Wednesday, December 29, 2004

Steamed

Kate bought me Half Life 2 for Christmas - not just the "ordinary" game, but the Collector's Edition including a T-shirt. Nice!

I installed the game yesterday, and the chances are it's going back to the shop. The game itself may be a masterpiece but I may never know because, despite following the installation instructions (such as they are) I can still not get it to run in "offline" mode; that is, without being connected to the Internet.

The problem is the Steam software that installs along with the game. Its primary purpose is to stop anyone with an illegal copy of the game playing it, and it does that by registering on their servers, decrypting the installed files and other things as you install. You must therefore have your network connection up during installation. While it was installing the game it downloaded about twenty megabytes of something or other (it gave no clue about what it was doing) which, because I use a 56K modem, took about two hours.

If that's all there was to it there wouldn't be a problem - it's annoying but I could live with it. Unfortunately though, that's not all. Having installed the game I tried to play it but it wouldn't start - instead, I got a message saying this game is not ready to play in offline mode.

No indication of why it wasn't ready.

No clue to what I needed to do to make it ready.

So I reconnected to the net and tried again, and this time it started downloading upgrade files which took another twenty minutes or so. This on top of the two hours of downloading that I'd already had to wait through. When that was done I disconnected and tried starting the game again. I got a message saying this game is not ready to play in offline mode.

No indication of why it wasn't ready.

No clue to what I needed to do to make it ready.

At that point it was after 11pm and I'd been messing with it for around three hours and still couldn't play. I wrote a mail to the Valve's tech support then called it a night and played Doom 3 instead.

I asked Donny about it, because he's been playing HL2 on his machine which is at a friend's house with a broadband connection. He said you have to play the game for a few minutes online before the server unlocks it and allows the offline mode. This morning I hooked up again and started the game. The first thing Steam told me was that it was going to download Half Life 2: Deathmatch - it didn't ask if I wanted it; I don't, so I cancelled the load. I got HL2 started and played a few minutes to give it a chance to unlock. I don't know if there's supposed to be some signal that says it's unlocked, so I just gave it five minutes then saved and exited, then disconnected and tried to play offline. I got a message saying this game is not ready to play in offline mode.
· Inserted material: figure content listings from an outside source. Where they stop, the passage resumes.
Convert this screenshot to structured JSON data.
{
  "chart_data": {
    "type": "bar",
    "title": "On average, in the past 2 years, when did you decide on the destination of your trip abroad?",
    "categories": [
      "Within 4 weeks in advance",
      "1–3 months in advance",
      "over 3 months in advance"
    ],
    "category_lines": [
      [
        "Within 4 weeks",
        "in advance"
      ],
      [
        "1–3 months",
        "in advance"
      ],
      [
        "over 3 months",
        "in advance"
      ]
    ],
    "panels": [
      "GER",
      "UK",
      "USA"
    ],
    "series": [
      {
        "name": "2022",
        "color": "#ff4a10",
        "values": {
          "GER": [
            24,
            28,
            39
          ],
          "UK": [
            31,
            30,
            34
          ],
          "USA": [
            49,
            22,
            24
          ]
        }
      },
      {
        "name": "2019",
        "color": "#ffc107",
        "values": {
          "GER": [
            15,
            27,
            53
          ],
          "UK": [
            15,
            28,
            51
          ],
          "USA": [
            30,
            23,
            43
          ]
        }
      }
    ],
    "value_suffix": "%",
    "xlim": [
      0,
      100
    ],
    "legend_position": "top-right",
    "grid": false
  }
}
No indication of why it wasn't ready.

No clue to what I needed to do to make it ready.

I'm a programmer by profession and as part of that I have to perform system upgrades fairly often. At work I have never had to perform an installation or upgrade that has given me as much trouble as this game has. I'll give Valve's tech support the rest of today to come up with a solution, and in the meantime I may try giving it just a few more minutes to see if it'll unlock, but if I can't get it running today it goes back to the shop tomorrow, T-shirt and all.
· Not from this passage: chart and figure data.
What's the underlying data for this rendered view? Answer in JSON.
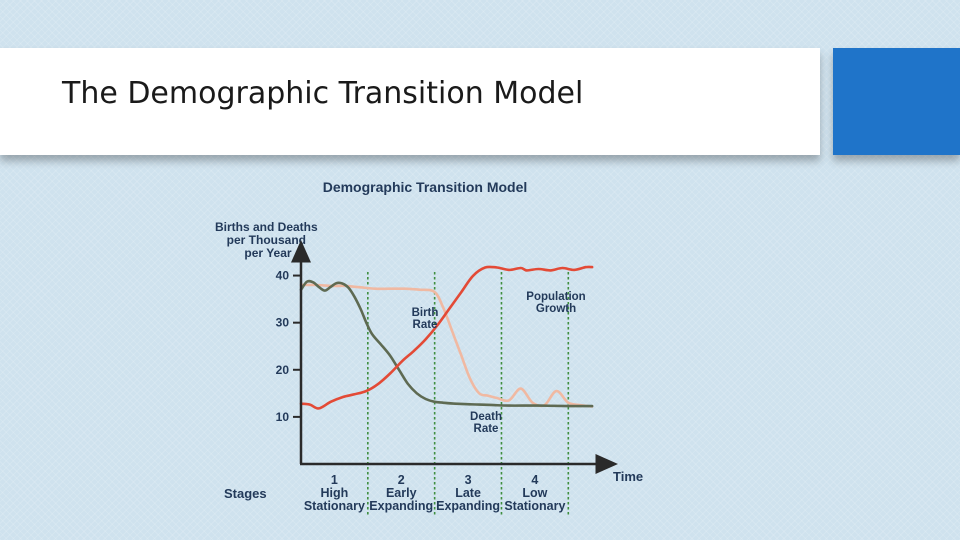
{
  "slide": {
    "title": "The Demographic Transition Model"
  },
  "colors": {
    "accent": "#1f74c9",
    "birth_rate": "#f0b9a2",
    "death_rate": "#5e6a52",
    "population_growth": "#e34a36",
    "stage_divider": "#3f8f3f",
    "label_text": "#233a5a"
  },
  "chart_data": {
    "type": "line",
    "title": "Demographic Transition Model",
    "ylabel": "Births and Deaths per Thousand per Year",
    "xlabel": "Time",
    "ylim": [
      0,
      45
    ],
    "xlim": [
      0,
      100
    ],
    "yticks": [
      "10",
      "20",
      "30",
      "40"
    ],
    "grid": false,
    "stages_label": "Stages",
    "stages": [
      {
        "number": "1",
        "line1": "High",
        "line2": "Stationary"
      },
      {
        "number": "2",
        "line1": "Early",
        "line2": "Expanding"
      },
      {
        "number": "3",
        "line1": "Late",
        "line2": "Expanding"
      },
      {
        "number": "4",
        "line1": "Low",
        "line2": "Stationary"
      }
    ],
    "stage_boundaries": [
      22.5,
      45,
      67.5,
      90
    ],
    "series_labels": {
      "birth_rate": [
        "Birth",
        "Rate"
      ],
      "death_rate": [
        "Death",
        "Rate"
      ],
      "population_growth": [
        "Population",
        "Growth"
      ]
    },
    "series": [
      {
        "name": "Birth Rate",
        "x": [
          0,
          5,
          10,
          15,
          20,
          25,
          30,
          35,
          40,
          45,
          48,
          51,
          54,
          57,
          60,
          63,
          66,
          70,
          74,
          78,
          82,
          86,
          90,
          94,
          98
        ],
        "y": [
          38,
          38,
          37.8,
          37.8,
          37.5,
          37.2,
          37.2,
          37.2,
          37,
          36.5,
          33,
          28,
          23,
          18,
          15,
          14.5,
          14,
          13.5,
          16,
          13,
          12.5,
          15.5,
          13,
          12.5,
          12.2
        ]
      },
      {
        "name": "Death Rate",
        "x": [
          0,
          2,
          4,
          6,
          8,
          10,
          12,
          14,
          16,
          18,
          20,
          22,
          24,
          27,
          30,
          33,
          36,
          39,
          42,
          45,
          48,
          52,
          56,
          60,
          65,
          70,
          80,
          90,
          98
        ],
        "y": [
          37,
          38.7,
          38.6,
          37.6,
          36.8,
          37.6,
          38.4,
          38.3,
          37.4,
          35.5,
          33,
          30,
          27.5,
          25.3,
          23,
          20,
          17,
          15,
          13.8,
          13.2,
          13,
          12.8,
          12.7,
          12.6,
          12.5,
          12.4,
          12.4,
          12.3,
          12.3
        ]
      },
      {
        "name": "Population Growth",
        "x": [
          0,
          3,
          6,
          10,
          14,
          18,
          22,
          26,
          30,
          34,
          38,
          42,
          46,
          50,
          54,
          58,
          62,
          66,
          70,
          74,
          76,
          80,
          84,
          88,
          92,
          96,
          98
        ],
        "y": [
          12.8,
          12.6,
          11.8,
          13.2,
          14.2,
          14.8,
          15.5,
          17,
          19.2,
          21.8,
          24,
          26.5,
          29.5,
          33,
          36.5,
          40,
          41.7,
          41.7,
          41.2,
          41.6,
          41.1,
          41.4,
          41.1,
          41.6,
          41.2,
          41.8,
          41.8
        ]
      }
    ]
  }
}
Valve are shooting themselves in the foot with Steam. Gamers are used to installing a new game from CD and then playing it right away (I installed Doom 3 in under twenty minutes), and not having to spend three or four hours waiting on downloads only to find that they still can't play. If you have a broadband connection and you're always online anyway, lucky you - but not everyone has broadband, and not everyone can be burning phone time to be playing a single-player game.

I also don't like that I have to have the Steam software running on my system soaking up CPU and memory while I'm playing a game. And I don't like that Steam will leech off my narrow-bandwidth network connection to tell me about new games and even perhaps start downloading them when I don't want them.
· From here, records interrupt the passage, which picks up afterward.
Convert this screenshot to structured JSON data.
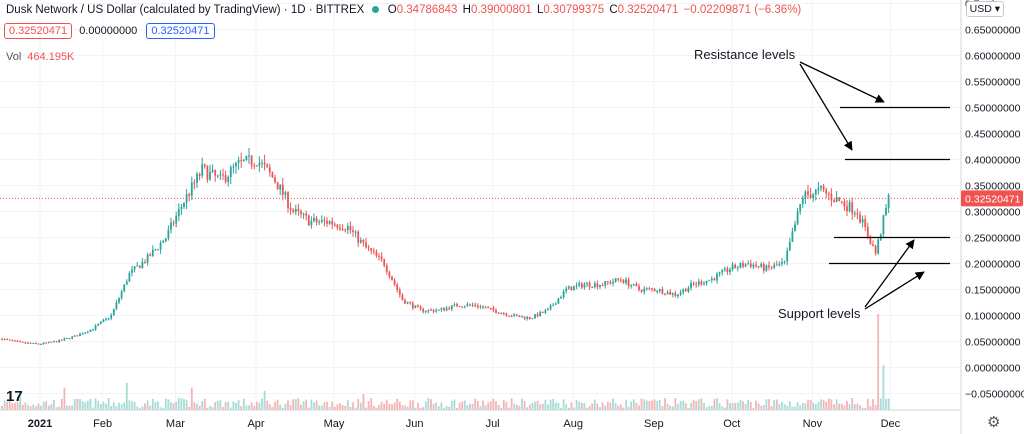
{
  "header": {
    "symbol_title": "Dusk Network / US Dollar (calculated by TradingView) · 1D · BITTREX",
    "ohlc": {
      "O": "0.34786843",
      "H": "0.39000801",
      "L": "0.30799375",
      "C": "0.32520471",
      "change": "−0.02209871 (−6.36%)"
    },
    "boxes": [
      "0.32520471",
      "0.00000000",
      "0.32520471"
    ],
    "volume_label": "Vol",
    "volume_value": "464.195K",
    "currency": "USD"
  },
  "branding": {
    "logo_text": "17",
    "settings_icon": "gear-icon"
  },
  "annotations": {
    "resistance": "Resistance levels",
    "support": "Support levels"
  },
  "colors": {
    "up": "#26a69a",
    "down": "#ef5350",
    "price_line": "#ef5350",
    "level_line": "#000000",
    "grid": "#f0f3fa"
  },
  "chart_data": {
    "type": "candlestick",
    "title": "Dusk Network / US Dollar (calculated by TradingView) · 1D · BITTREX",
    "ylim": [
      -0.07,
      0.7
    ],
    "y_ticks": [
      "0.7…0",
      "0.65000000",
      "0.60000000",
      "0.55000000",
      "0.50000000",
      "0.45000000",
      "0.40000000",
      "0.35000000",
      "0.30000000",
      "0.25000000",
      "0.20000000",
      "0.15000000",
      "0.10000000",
      "0.05000000",
      "0.00000000",
      "−0.05000000"
    ],
    "x_ticks": [
      "2021",
      "Feb",
      "Mar",
      "Apr",
      "May",
      "Jun",
      "Jul",
      "Aug",
      "Sep",
      "Oct",
      "Nov",
      "Dec"
    ],
    "last_price_label": "0.32520471",
    "last_price": 0.3252,
    "resistance_levels": [
      0.5,
      0.4
    ],
    "support_levels": [
      0.25,
      0.2
    ],
    "grid": true,
    "weekly_closes": {
      "x": [
        "2021-01-01",
        "2021-01-08",
        "2021-01-15",
        "2021-01-22",
        "2021-01-29",
        "2021-02-05",
        "2021-02-12",
        "2021-02-19",
        "2021-02-26",
        "2021-03-05",
        "2021-03-12",
        "2021-03-19",
        "2021-03-26",
        "2021-04-02",
        "2021-04-09",
        "2021-04-16",
        "2021-04-23",
        "2021-04-30",
        "2021-05-07",
        "2021-05-14",
        "2021-05-21",
        "2021-05-28",
        "2021-06-04",
        "2021-06-11",
        "2021-06-18",
        "2021-06-25",
        "2021-07-02",
        "2021-07-09",
        "2021-07-16",
        "2021-07-23",
        "2021-07-30",
        "2021-08-06",
        "2021-08-13",
        "2021-08-20",
        "2021-08-27",
        "2021-09-03",
        "2021-09-10",
        "2021-09-17",
        "2021-09-24",
        "2021-10-01",
        "2021-10-08",
        "2021-10-15",
        "2021-10-22",
        "2021-10-29",
        "2021-11-05",
        "2021-11-12",
        "2021-11-19",
        "2021-11-26",
        "2021-12-03",
        "2021-12-08"
      ],
      "close": [
        0.055,
        0.048,
        0.045,
        0.05,
        0.06,
        0.075,
        0.1,
        0.18,
        0.21,
        0.25,
        0.32,
        0.38,
        0.36,
        0.39,
        0.4,
        0.36,
        0.3,
        0.28,
        0.28,
        0.27,
        0.23,
        0.2,
        0.13,
        0.11,
        0.11,
        0.12,
        0.12,
        0.11,
        0.1,
        0.095,
        0.11,
        0.15,
        0.16,
        0.16,
        0.17,
        0.15,
        0.15,
        0.14,
        0.16,
        0.17,
        0.19,
        0.2,
        0.19,
        0.2,
        0.33,
        0.34,
        0.32,
        0.3,
        0.22,
        0.3252
      ]
    },
    "volume_bars": {
      "x": [
        "2021-01-08",
        "2021-01-25",
        "2021-02-18",
        "2021-03-15",
        "2021-04-12",
        "2021-05-20",
        "2021-08-01",
        "2021-12-04",
        "2021-12-06"
      ],
      "value": [
        0.12,
        0.14,
        0.17,
        0.14,
        0.12,
        0.1,
        0.07,
        0.6,
        0.28
      ]
    }
  }
}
I play games to relax. Valve have traded their paranioa and insecurity for a system that makes playing a game a chore. I think Valve are going to be refunding quite a lot of cash unless they rework Steam to have it work the way their customers want, or better still scrap Steam altogether.

So whether or not I decide to keep HL2 I will never buy another game that uses Steam, and I probably won't ever again buy anything that has the Valve label on it.